La Luna de Moscú

Relato erótico : Griego en la tormenta

Llevaba un rato en la cafetería esperándola. Ella solía entrar sobre esa hora cada día, a tomar el café. Era una catalana profesional de las de traje de chaqueta y tacón alto. Debía trabajar por allí cerca, aunque no sabía bien dónde. Bueno, en realidad no sabía nada de ella, solo que desde hacía días la veía llegar a la cafetería, alta, elegante, buen cuerpo y cara de ángel. Llevaba anillo de casada, y desde el principio me pareció una de esas chicas que, por su gesto, sabes que están mal folladas, que necesitan algo más. Nunca habíamos hablado, seguramente estaba fuera de mi alcance, pero me gustaba fantasear con ella.

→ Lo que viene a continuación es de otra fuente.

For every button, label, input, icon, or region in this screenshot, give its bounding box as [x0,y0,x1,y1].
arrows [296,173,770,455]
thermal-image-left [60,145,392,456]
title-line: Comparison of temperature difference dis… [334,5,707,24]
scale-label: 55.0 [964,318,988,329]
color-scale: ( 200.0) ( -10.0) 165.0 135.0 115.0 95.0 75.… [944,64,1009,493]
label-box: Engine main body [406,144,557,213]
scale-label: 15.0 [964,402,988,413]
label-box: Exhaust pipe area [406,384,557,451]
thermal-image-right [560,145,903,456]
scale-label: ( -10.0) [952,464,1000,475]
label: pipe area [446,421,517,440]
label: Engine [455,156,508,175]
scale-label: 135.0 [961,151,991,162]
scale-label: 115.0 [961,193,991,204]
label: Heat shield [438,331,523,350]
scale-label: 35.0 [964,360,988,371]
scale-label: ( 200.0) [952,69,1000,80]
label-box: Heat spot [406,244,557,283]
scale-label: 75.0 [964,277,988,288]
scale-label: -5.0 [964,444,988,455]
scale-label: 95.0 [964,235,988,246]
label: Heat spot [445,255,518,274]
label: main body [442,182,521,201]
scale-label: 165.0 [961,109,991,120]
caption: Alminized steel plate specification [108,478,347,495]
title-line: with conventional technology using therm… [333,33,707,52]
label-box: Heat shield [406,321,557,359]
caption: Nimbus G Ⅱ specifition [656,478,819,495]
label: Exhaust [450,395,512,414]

Ese día llegó algo más tarde, el pelo más alborotado, quizás por la humedad. Estaba más mujer, más natural. Y yo noté cómo me subía una erección abrupta, de sopetón. Al poco rato empezó a llover y tronar, el agua encharcó las calles en menos de dos minutos y se fue la luz. Me acerqué a la ventana, el agua corría como un río, una barbaridad.

– Da un poco de miedo.

Me giré y ella estaba justo detrás de mí. No sé si me hablaba a mí o consigo misma, pero aproveché la ocasión.

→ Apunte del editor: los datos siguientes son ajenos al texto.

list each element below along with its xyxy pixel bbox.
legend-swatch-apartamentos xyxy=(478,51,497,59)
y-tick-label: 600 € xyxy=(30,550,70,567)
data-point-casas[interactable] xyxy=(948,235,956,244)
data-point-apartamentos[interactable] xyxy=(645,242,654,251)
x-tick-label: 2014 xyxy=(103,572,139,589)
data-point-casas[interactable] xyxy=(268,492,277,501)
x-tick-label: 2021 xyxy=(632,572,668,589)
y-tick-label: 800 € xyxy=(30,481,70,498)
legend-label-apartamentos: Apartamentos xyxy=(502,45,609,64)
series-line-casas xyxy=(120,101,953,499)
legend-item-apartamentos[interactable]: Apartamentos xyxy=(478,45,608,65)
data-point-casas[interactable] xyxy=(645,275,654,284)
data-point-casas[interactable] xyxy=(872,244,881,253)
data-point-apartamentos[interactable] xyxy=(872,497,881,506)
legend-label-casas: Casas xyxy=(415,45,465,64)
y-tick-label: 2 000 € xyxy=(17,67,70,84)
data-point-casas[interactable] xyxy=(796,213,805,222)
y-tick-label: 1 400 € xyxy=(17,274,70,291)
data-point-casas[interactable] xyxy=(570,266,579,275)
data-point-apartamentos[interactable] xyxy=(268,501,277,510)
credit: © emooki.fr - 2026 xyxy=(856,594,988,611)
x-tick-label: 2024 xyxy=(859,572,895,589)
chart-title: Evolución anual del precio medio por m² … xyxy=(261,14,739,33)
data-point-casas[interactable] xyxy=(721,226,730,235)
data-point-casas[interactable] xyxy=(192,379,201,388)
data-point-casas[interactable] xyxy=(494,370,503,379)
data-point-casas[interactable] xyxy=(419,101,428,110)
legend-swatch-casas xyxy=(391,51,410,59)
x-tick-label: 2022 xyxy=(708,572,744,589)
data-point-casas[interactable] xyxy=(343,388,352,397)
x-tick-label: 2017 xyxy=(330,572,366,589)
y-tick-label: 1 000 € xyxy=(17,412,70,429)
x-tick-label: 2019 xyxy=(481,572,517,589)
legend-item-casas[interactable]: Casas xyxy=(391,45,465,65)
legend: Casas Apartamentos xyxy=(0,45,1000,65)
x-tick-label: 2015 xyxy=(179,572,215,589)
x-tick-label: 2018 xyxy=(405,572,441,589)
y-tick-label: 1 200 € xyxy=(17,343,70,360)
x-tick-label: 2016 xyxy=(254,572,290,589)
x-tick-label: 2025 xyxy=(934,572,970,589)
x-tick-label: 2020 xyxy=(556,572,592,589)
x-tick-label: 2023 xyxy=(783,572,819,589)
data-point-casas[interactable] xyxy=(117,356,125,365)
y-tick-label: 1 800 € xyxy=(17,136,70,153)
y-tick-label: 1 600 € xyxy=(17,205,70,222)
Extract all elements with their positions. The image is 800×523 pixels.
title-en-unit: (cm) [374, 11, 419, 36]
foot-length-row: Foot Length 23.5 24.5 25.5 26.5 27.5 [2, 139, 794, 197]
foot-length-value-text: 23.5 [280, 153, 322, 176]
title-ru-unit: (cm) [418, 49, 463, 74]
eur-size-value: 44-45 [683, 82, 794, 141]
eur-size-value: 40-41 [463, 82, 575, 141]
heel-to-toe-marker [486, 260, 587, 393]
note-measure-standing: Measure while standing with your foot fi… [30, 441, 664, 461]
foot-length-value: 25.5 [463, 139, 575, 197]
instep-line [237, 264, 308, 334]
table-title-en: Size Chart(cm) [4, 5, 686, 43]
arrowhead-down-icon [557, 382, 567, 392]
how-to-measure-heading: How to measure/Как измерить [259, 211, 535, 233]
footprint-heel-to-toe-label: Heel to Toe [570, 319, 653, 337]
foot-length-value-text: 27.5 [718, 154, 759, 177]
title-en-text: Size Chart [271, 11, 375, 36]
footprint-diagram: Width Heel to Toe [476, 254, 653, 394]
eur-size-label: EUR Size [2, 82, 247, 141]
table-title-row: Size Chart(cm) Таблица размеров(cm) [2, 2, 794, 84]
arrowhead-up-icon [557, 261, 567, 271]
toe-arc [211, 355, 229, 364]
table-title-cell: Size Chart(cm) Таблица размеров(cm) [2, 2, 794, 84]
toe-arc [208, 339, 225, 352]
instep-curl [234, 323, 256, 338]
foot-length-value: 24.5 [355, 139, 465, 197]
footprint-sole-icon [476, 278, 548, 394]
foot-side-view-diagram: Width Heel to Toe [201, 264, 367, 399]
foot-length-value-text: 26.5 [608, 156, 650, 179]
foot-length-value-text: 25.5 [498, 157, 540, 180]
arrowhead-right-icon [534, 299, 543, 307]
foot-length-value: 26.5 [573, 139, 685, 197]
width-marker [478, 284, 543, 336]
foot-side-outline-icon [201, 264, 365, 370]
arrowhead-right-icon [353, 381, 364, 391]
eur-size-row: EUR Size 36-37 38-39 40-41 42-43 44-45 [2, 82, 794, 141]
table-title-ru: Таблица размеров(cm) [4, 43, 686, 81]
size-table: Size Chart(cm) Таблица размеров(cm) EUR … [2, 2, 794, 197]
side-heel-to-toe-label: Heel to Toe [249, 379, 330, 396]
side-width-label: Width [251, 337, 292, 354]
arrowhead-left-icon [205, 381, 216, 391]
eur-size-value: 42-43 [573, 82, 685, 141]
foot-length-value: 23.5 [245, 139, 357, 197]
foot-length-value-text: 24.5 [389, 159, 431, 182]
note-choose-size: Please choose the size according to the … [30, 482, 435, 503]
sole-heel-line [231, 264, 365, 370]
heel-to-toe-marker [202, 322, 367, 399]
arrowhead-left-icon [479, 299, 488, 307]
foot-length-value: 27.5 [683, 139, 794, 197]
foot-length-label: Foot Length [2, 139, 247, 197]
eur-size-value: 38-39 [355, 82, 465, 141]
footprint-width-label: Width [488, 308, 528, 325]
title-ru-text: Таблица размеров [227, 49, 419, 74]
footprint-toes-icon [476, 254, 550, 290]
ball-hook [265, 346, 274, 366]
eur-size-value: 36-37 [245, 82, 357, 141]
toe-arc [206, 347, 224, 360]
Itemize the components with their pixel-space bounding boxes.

– Es mejor esperar, salir así sería una locura.

Le sonreí y me devolvió la sonrisa, amplia, ojos limpios. Le indiqué con la mano si quería sentarse en mi mesa y ella lo hizo.

– Desde pequeña me dan miedo las tormentas. Mira, hasta me tiembla la mano.

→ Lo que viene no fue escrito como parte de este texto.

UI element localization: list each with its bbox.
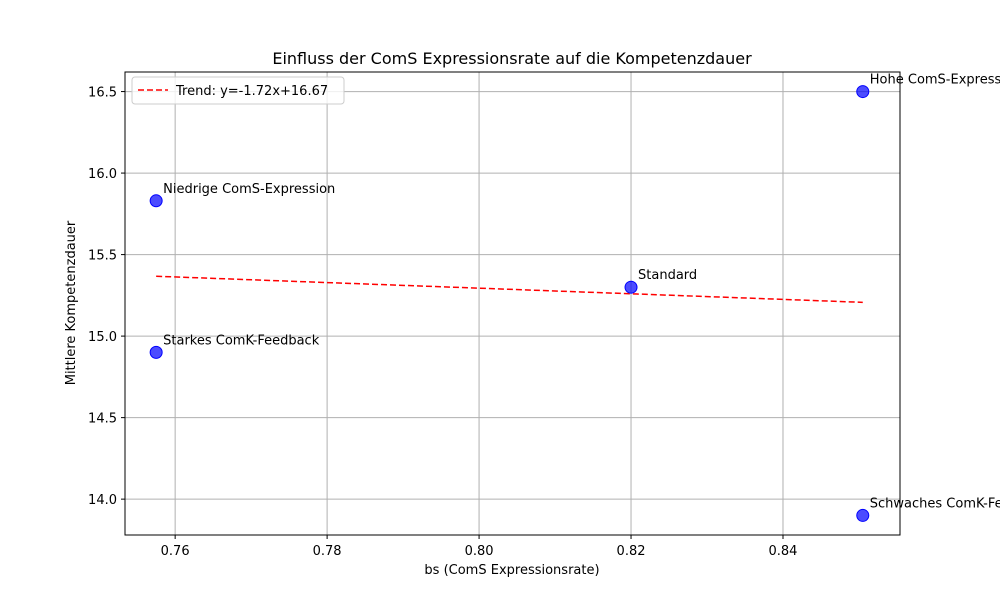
trend-line-group (156, 275, 863, 304)
x-tick-label: 0.82 (617, 544, 646, 559)
point-label: Hohe ComS-Expression (870, 73, 1000, 88)
point-label: Schwaches ComK-Feedback (870, 496, 1000, 511)
point-label: Starkes ComK-Feedback (163, 333, 320, 348)
y-tick-label: 15.0 (88, 330, 117, 345)
data-point (149, 345, 163, 359)
data-point (624, 280, 638, 294)
axis-ticks: 0.76 0.78 0.80 0.82 0.84 14.0 14.5 15.0 15.5 16.0… (88, 86, 797, 559)
legend: Trend: y=-1.72x+16.67 (131, 76, 345, 105)
chart-title: Einfluss der ComS Expressionsrate auf di… (272, 49, 752, 68)
plot-frame (124, 71, 901, 536)
y-tick-label: 15.5 (88, 249, 117, 264)
trend-line (156, 275, 863, 304)
data-points (149, 85, 870, 522)
y-tick-label: 14.0 (88, 493, 117, 508)
x-tick-label: 0.80 (465, 544, 494, 559)
data-point (856, 85, 870, 99)
y-tick-label: 16.0 (88, 167, 117, 182)
y-axis-label: Mittlere Kompetenzdauer (64, 220, 79, 385)
point-label: Standard (638, 268, 697, 283)
x-tick-label: 0.84 (769, 544, 798, 559)
x-axis-label: bs (ComS Expressionsrate) (424, 563, 599, 578)
point-annotations: Hohe ComS-Expression Niedrige ComS-Expres… (163, 73, 1000, 512)
data-point (149, 194, 163, 208)
data-point (856, 508, 870, 522)
y-tick-label: 14.5 (88, 412, 117, 427)
legend-box (131, 76, 345, 105)
point-label: Niedrige ComS-Expression (163, 182, 335, 197)
y-tick-label: 16.5 (88, 86, 117, 101)
x-tick-label: 0.76 (161, 544, 190, 559)
x-tick-label: 0.78 (313, 544, 342, 559)
grid (125, 72, 900, 535)
legend-trend-label: Trend: y=-1.72x+16.67 (175, 84, 328, 99)
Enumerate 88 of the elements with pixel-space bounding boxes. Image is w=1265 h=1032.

Se la tomé entre las mías con cautela, esperando a ver su reacción. Como pareció cómoda, se la apreté cariñosamente.

– Tranquila, pasará en seguida. Hablemos un poco para distraernos.

Le conté a qué me dedico y algunas anécdotas para intentar que se olvidara de la tormenta. Me dijo que se llamaba Marta y poco a poco noté cómo se relajaba. Un relámpago nos cegó de repente y ella se estremeció. Sus ojos estaban asustados e incluso llorosos. Acerqué mi silla a la suya y le pasé mi brazo por el hombro.

– ¿Estás bien?

Pero no lo estaba, seguía temblando, tratando de disculparse por reaccionar de aquel modo. La luz volvió y la lluvia amainó.

– No quiero que pienses lo que no es, pero puedes venir a mi casa, está aquí cerca, hasta que te encuentres mejor.

Ella se mostró dubitativa.

– Si quieres te pido un taxi, no sé, solo quiero ayudar. Lo que tú necesites.

Me dijo que tenía el coche cerca, y que pedir un taxi era una tontería. Le insistí en que estaba demasiado nerviosa para conducir, así que finalmente accedió a venir a casa para pensar tranquilamente qué hacer.

Subimos y le preparé una tila. Sin la chaqueta pude ver mejor sus curvas. Sus tetas eran más bien grandes y su cintura estrecha. Me senté a su lado en el sofá y le aparté el pelo de la cara. Ella parecía algo asustada, pero fue quien inició el beso. Empezamos a acariciarnos la cara mutuamente y besarnos, de forma tierna y dulce. Su respiración fue haciéndose más ansiosa, y noté el deseo crecer en ella por lo que me lancé a desabotonarle la blusa. Acabamos completamente desnudos en la cama, después de comerle el coño en el sofá. Cuando ella iba aproximándose al orgasmo yo no la dejé llegar y fue cuando la llevé a la cama.

Antes de que me diera cuenta ella me estaba masturbando, yo arriba, ella abajo. Toqué sus labios vaginales y su clítoris, estaba empapada y aproveché sus fluidos en mis dedos para acercarlos a su culo. Abrió sus piernas, dejándome libertad para estimular su zona anal, con caricias y golpecitos primero. Estaba tan mojada que fue fácil introducir un dedo, luego dos. Ella jadeaba, gemía, mi polla tan húmeda que la aproximé sin más. Ella estaba abierta, entregada, así que la giré y pude introducir la punta, un poco. La chica era estrecha, el placer fue a más. Sí, lo hicimos, hicimos un griego. El más natural de mi vida, sin lubricante, sin apenas preparación previa.